Sykes (Fail U.: The False Promise of Higher Education, 2016, etc.) is a “Never Trump” conservative who has maintained that position after Trump’s presidential rise revealed many in that cohort to be opportunists. The author is an earnest conservative who is truly heartbroken and angry about how conservatism has degraded in recent years, and he lays out in clear and honest prose the many problems with a conservative movement that has been taken over by angry white nationalists. “Sometime in the last decade,” writes Sykes, “conservative commentator Matt Drudge began linking to a website run by conspiracy theorist Alex Jones.

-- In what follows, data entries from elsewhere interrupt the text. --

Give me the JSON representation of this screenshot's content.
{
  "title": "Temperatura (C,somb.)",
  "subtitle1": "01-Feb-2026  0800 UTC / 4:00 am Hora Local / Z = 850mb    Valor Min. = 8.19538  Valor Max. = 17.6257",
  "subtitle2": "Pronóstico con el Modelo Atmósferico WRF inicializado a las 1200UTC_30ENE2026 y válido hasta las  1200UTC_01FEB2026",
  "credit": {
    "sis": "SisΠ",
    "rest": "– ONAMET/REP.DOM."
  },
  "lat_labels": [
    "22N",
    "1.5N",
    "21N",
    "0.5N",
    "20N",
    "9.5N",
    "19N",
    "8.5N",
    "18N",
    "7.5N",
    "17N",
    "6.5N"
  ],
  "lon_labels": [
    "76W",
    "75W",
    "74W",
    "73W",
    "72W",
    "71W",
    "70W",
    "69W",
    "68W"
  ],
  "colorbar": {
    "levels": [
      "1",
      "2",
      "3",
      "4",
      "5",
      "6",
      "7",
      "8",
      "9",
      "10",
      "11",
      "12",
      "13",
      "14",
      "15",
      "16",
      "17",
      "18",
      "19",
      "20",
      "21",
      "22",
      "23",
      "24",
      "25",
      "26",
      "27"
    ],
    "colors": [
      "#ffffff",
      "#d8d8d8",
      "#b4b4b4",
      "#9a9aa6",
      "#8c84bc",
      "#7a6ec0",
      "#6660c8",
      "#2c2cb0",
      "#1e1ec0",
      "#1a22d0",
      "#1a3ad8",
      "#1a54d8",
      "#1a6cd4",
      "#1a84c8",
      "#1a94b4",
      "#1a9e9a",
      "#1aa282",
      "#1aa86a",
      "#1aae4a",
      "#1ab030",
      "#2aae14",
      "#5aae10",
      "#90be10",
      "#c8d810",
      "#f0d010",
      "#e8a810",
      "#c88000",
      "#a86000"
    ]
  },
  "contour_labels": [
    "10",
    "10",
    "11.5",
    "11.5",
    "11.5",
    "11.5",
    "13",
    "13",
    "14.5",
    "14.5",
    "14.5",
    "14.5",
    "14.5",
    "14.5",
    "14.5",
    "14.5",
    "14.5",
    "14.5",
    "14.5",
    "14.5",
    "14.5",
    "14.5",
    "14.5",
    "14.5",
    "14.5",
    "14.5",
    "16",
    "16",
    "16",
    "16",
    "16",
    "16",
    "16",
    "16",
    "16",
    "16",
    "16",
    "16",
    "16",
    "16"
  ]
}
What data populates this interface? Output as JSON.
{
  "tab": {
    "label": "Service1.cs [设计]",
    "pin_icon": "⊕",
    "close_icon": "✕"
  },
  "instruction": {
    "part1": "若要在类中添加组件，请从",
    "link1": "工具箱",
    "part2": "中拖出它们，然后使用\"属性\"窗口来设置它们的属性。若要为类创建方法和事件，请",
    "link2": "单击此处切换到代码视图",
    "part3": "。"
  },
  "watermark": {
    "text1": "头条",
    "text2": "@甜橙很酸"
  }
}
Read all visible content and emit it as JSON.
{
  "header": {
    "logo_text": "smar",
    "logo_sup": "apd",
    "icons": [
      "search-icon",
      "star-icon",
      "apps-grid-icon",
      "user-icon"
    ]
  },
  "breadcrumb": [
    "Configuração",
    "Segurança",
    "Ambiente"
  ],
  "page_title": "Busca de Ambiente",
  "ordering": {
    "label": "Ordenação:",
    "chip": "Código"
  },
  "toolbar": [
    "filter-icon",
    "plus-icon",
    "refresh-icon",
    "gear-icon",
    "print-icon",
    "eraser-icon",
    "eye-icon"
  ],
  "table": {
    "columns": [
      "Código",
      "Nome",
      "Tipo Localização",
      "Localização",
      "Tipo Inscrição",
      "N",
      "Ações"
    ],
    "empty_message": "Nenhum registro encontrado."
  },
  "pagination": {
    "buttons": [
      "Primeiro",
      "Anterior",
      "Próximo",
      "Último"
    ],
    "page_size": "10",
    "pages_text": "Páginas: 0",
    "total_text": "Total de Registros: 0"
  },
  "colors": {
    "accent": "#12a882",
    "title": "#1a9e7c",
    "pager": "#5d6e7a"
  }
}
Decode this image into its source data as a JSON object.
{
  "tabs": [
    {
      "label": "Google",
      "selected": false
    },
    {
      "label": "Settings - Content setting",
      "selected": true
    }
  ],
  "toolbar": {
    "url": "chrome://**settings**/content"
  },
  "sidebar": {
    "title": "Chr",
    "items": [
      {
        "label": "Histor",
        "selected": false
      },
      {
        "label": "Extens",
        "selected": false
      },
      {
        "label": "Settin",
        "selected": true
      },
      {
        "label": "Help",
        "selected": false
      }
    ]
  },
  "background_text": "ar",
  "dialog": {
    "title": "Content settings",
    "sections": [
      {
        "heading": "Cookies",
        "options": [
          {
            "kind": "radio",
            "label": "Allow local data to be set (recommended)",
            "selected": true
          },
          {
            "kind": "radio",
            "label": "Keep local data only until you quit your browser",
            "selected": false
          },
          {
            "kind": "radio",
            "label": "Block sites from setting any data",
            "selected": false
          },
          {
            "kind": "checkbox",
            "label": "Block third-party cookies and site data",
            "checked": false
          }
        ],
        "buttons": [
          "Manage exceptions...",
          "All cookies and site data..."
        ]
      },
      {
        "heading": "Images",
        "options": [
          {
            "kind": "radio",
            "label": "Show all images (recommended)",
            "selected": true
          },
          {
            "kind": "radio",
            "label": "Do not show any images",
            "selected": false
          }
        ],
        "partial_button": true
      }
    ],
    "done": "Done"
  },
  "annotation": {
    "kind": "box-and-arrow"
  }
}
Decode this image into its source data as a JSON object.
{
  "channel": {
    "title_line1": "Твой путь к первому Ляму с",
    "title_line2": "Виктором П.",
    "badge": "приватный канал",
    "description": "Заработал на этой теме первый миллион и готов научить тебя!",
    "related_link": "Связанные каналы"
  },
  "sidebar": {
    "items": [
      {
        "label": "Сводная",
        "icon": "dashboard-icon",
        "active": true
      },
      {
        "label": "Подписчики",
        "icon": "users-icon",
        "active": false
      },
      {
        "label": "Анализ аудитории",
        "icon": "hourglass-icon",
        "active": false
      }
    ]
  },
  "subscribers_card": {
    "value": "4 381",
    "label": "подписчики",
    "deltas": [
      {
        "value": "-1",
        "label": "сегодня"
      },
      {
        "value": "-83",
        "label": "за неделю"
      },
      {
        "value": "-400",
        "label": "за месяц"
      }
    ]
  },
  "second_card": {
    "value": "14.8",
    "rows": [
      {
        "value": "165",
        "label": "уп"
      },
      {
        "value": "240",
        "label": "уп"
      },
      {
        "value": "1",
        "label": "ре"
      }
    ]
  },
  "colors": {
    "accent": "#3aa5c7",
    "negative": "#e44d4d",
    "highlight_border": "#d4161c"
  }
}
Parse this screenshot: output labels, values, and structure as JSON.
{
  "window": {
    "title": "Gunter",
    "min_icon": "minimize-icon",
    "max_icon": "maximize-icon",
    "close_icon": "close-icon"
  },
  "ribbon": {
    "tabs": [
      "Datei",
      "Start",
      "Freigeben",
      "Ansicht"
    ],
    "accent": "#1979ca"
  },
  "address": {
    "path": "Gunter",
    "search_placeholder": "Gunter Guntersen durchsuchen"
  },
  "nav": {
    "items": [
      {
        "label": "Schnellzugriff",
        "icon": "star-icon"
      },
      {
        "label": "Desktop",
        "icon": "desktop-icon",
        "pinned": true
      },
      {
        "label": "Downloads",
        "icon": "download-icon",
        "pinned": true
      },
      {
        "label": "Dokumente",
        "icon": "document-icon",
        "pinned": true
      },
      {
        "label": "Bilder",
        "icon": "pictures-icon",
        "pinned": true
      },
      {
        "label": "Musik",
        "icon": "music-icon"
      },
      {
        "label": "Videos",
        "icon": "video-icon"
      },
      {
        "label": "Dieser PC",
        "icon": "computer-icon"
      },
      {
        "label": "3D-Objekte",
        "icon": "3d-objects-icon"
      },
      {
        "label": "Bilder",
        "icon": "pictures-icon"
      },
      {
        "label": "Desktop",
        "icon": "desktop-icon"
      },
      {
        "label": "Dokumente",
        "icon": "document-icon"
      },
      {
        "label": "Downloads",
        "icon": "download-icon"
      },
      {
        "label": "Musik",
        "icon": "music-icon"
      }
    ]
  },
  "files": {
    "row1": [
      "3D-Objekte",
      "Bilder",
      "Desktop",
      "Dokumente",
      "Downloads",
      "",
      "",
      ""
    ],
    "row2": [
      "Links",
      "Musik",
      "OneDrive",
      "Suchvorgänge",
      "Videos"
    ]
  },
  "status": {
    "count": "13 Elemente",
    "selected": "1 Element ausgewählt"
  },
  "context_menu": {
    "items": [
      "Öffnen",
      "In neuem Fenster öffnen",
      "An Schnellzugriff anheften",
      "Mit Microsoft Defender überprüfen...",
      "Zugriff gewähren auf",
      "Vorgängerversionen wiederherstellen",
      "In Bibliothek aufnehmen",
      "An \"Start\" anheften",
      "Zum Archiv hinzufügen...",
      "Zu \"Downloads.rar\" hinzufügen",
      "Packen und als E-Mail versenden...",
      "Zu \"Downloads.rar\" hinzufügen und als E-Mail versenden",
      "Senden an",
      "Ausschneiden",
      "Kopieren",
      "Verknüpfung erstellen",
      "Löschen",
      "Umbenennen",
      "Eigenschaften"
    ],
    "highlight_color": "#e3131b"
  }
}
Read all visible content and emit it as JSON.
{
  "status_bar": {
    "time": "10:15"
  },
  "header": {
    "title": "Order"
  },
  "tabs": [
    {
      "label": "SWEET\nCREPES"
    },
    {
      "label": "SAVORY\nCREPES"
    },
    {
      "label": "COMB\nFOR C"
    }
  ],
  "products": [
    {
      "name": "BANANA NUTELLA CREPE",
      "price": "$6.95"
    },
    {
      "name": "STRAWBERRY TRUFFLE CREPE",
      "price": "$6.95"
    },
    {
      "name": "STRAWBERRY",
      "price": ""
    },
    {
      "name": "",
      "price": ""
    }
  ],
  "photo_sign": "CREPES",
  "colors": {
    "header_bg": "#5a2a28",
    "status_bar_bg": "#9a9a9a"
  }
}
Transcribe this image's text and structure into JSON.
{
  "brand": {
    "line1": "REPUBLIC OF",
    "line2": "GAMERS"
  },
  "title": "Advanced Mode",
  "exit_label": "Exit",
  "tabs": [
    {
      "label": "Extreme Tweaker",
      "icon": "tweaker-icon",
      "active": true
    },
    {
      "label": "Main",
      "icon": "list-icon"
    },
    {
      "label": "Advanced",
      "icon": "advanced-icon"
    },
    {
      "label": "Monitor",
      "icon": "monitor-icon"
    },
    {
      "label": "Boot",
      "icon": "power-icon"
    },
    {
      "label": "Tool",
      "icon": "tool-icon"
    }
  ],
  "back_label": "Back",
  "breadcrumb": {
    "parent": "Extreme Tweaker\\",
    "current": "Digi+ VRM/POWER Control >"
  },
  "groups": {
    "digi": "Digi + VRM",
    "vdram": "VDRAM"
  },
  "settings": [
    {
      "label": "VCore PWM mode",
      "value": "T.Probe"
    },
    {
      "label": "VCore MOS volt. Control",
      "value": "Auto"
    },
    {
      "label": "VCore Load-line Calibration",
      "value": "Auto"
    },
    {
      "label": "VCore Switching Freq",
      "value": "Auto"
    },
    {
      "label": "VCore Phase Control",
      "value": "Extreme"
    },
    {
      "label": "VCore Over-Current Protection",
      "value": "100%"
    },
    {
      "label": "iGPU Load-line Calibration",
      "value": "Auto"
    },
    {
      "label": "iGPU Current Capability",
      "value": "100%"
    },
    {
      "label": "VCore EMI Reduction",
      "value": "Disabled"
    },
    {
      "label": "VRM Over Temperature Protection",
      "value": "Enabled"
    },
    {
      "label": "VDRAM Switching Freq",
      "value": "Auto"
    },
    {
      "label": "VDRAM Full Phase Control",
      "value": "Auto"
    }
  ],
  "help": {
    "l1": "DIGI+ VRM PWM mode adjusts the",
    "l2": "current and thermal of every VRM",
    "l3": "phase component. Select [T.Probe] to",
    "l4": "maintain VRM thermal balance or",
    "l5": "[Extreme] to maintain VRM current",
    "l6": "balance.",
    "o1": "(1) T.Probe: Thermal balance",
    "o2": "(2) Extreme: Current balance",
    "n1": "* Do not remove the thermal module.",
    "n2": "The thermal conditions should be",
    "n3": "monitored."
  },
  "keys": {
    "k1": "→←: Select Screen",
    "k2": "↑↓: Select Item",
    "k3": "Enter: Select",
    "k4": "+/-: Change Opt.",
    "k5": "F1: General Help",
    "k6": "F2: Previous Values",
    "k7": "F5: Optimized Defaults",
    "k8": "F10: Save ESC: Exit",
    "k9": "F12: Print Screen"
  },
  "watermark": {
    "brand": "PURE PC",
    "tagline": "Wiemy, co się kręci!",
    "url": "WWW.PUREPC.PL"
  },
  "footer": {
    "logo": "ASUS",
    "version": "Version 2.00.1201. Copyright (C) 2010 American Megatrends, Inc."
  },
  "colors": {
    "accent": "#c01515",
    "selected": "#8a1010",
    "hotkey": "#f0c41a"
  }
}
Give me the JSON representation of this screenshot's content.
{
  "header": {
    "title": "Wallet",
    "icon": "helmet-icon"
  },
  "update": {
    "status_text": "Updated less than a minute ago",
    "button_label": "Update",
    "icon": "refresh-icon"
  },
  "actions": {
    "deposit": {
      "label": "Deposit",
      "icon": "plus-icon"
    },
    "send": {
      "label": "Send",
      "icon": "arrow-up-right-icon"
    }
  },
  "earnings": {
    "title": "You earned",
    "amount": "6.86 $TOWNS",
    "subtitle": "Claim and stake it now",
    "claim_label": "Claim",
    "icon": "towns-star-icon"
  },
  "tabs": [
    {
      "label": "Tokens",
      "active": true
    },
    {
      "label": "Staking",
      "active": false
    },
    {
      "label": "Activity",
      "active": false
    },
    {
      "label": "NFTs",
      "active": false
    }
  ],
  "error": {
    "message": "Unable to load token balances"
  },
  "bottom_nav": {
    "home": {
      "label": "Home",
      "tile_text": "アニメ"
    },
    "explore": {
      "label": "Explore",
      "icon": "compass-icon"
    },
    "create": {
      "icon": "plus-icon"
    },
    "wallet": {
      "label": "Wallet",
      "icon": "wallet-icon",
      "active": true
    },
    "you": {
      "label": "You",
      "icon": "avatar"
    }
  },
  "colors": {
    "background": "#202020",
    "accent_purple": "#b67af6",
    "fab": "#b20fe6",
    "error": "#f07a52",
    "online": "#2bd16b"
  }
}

By doing so, he broke down the wall that separated the full-blown cranks from the mainstream conservative media, injecting a toxic worldview into the Right’s bloodstream. The conservative movement never recovered.” The author also asks whether or not he was partially responsible, through his conservative talk radio show, myriad media appearances, and prolific writings, for the current situation. Except perhaps on this last question of his own culpability and that of pundits like him, the author has written a largely convincing, compelling book. He tends to romanticize a golden age of conservatism, that of William Buckley and Ronald Reagan, both of whom on more than one occasion revealed elements of white nationalist thought. Buckley delivered plenty of screeds against the civil rights movement in his National Review, and Reagan, who opposed the Civil Rights Act of 1964, had his fair share of racism-tinged gaffes, including his statements about “strapping young bucks” buying T-bone steaks and “Welfare Queens” as well as how “humiliating” the Voting Rights Act was to the South. Still, the author’s points about our current state are solid.
A courageous book destined to make Sykes a target among many of the worst elements that he eviscerates, which will, sadly, just confirm the strength of his thesis.